Dans la Lettera, l’illustration et la défense de l’expérience de Barbiana par les élèves devient un discours sur l’éducation et l’égalité dans les conditions du début des années 1960. Le texte s’adresse de façon très dure aux enseignants, jugés responsables de la reproduction des
différences de classe occultées par le « droit égal à l’instruction ». La « professoressa » (enseignante, institutrice ou maîtresse) que la Lettera vise n’est pas un avatar de la réaction ou de l’obscurantisme ; au contraire, elle incarne les nouvelles figures progressistes et bienveillantes de la fonction publique et de l’intervention sociale, complices involontaires mais aveugles de la transformation des « sous-développés » en déchets, responsables de leur propre subalternité :

« Telle a été notre première rencontre avec vous. Par les élèves que vous laissez de côté. Nous savons aussi qu’avec eux l’école devient plus compliquée. Parfois, on a la tentation de s’en débarrasser. Mais, si nous perdons ces enfants-là, l’école n’est plus l’école. Elle devient un hôpital qui soigne les sains et exclut les malades. Elle devient un instrument de différenciation de plus en plus irrémédiable. »[5]
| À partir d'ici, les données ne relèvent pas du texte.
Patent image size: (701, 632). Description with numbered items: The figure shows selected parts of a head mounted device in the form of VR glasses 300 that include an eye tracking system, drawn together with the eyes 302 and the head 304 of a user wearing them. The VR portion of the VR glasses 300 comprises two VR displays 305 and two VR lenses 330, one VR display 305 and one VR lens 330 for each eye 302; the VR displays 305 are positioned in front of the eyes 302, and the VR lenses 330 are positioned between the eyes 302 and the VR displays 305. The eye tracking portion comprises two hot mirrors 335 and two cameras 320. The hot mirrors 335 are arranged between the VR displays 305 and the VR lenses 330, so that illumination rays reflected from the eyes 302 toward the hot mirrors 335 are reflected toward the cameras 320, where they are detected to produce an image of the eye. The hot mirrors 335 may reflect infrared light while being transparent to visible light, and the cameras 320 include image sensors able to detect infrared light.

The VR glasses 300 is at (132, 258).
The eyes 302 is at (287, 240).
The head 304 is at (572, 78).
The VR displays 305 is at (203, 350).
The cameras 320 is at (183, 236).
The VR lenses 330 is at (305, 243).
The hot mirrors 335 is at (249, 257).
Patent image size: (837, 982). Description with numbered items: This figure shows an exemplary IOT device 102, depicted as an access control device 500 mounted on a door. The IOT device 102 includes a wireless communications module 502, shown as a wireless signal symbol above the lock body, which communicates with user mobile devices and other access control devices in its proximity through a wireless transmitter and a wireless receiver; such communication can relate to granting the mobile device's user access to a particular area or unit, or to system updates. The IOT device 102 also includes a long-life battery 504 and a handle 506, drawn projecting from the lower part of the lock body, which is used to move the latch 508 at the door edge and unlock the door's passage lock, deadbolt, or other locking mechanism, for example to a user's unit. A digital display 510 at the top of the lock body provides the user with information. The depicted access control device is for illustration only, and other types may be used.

L’école est critiquée en tant que lieu de la reproduction de l’individualisme et de la compétition que soutient l’idéologie du mérite et de l’ascension sociale à travers le diplôme :

« Même les buts de vos élèves restent un mystère. Tantôt il n’y en a aucun, tantôt il s’agit de buts mesquins. Jour après jour ils étudient pour le registre de classe, pour la note, pour le diplôme. Et c’est en étudiant de cette façon-là qu’ils se détournent des matières, pourtant si belles, qu’ils étudient. Langues, histoire, sciences, tout cela devient de la matière à notes et rien d’autre. Derrière ces papiers-là, il n’y a que l’intérêt individuel. Le diplôme, c’est du fric. Vous ne dites pas ça ouvertement. Mais finalement c’est là qu’on finit par en venir. Pour étudier de bon gré dans vos écoles il faudrait être des arrivistes déjà avant d’avoir 12 ans. A 12 ans les arrivistes sont très peu nombreux. C’est pourquoi la majorité de vos élèves déteste l’école. Votre invitation à la mesquinerie ne méritait pas d’autre réponse. »[6]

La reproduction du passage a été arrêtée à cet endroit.